Четверг, 28 Марта, 2024 | пользователей онлайн
 
Герб города Руза

Ангел по имени Оля


В город опять пришла осень… Никто не звал, она все равно пришла, незваная гостья - то ли нищенка в жалких лохмотьях, то ли царица в парчовом пестром наряде.

Это случилось почти три года тому назад и тоже осенью. Тогда я попал в больницу и, можно сказать, почти обосновался в отделении ортопедии и травматологии. Попал я туда в самом начале сентября. Деревья едва посыпало золотой пылью, а в обед солнце светило совсем по-летнему - жарко и напористо. Но дни сменяли друг друга, и пейзаж за окном неумолимо менялся. Мир словно затягивало серой, почти бесцветной дымкой. И эта пелена безжалостно срывала не только желтые листья, но и улыбки с лиц прохожих. Заканчивался октябрь, небо постоянно хандрило и заливало узкие дорожки больничного сада целыми потоками слез. Голые, вечно дрожащие в жестоком ознобе тополя казались неживыми. Нога упорно не желала правильно срастаться, постоянно требуя от меня повышенной физической нагрузки. Надо так надо - я терпеливо слонялся по длинным коридорам, наматывая положенные километры.

В один из таких серых и зябких дней я увидел ее. По коридору с медсестрой Леной шла совсем особенная девочка. Меня привлекли в ней большие серые глаза, чуть волнистые светлые волосы и удивительно легкая, почти воздушная походка. Но особенно меня удивило то, что она была абсолютно целая! То есть ни гипса, ни аппарата, ни даже легкой хромоты… Ничего! А учитывая особенную специфику нашего отделения, это было, по меньшей мере, странно.

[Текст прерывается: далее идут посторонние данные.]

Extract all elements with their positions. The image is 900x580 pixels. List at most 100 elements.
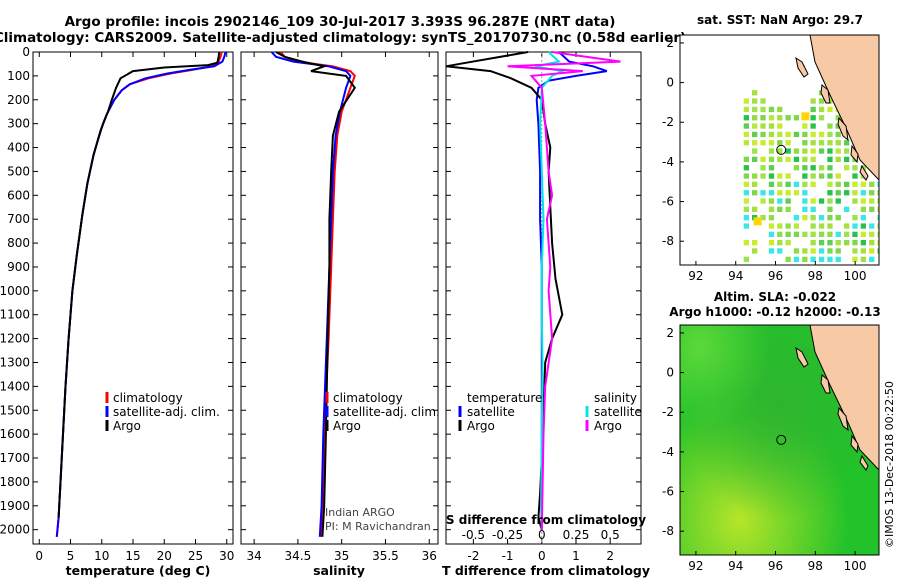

Ее определили в четвертую, одиночную палату. Надо заметить, что эту палату считали несчастливой, про нее ходило множество мрачноватых легенд и предрассудков. Но были и преимущества. Например, приятно, что ночью никто не храпит тебе в ухо и в тихий час никто не вздумает с отвратительным чавканьем пожирать нескончаемые чипсы или сухарики. Однако с другой стороны - как-то скучновато.

Девочка оказалась веселой и жизнерадостной. Удивительно быстро нашла общий язык и с ребятами, и со взрослыми. Я был моложе ее и не решился познакомиться первым.

Но это не мешало мне исподтишка наблюдать за новенькой и внимательно прислушиваться к разговорам. Через пару дней из списков больных, висевших в посетительской, я узнал, что ее зовут Оля. Сталкиваясь с новенькой, я специально и очень старательно напускал на себя притворное безразличие и, старательно отводя глаза, торопливо проходил мимо. Но однажды, сидя на подоконнике с блокнотиком, настолько задумался, что совершенно не заметил, что кто-то остановился напротив и внимательно наблюдает за мною. Я нервно выдрал из блокнота листок, безжалостно смял его и бросил на пол. Стихи сегодня явно не писались…

- А мусорить нехорошо!

От звонкого голоска, укорившего меня столь неожиданно, я подскочил как ужаленный, неловко соскочил на пол и с грохотом уронил костыли. Они тут же лихо сползли по скользким мраморным ступеням на площадку следующего этажа.

Я не успел даже подумать, каким именно образом сумею дотянуться до мерзавцев, как Оля проворно сбежала вниз и через минуту принесла их обратно.

- На, держи, - улыбнулась Оля, - впредь не теряй.

Слово за слово мы разговорились и сдружились. Оля оказалась очень начитанной и эрудированной девочкой, у нее был огромный дар рассказывать. А у меня, видимо, было умение слушать ее бесконечные истории. Оказалось, Оля жила в маленьком степном поселке на самой границе Саратовской области. Мама Оли имела в поселке большое шумное хозяйство и не могла часто навещать дочку, так что Оля тайно грустила.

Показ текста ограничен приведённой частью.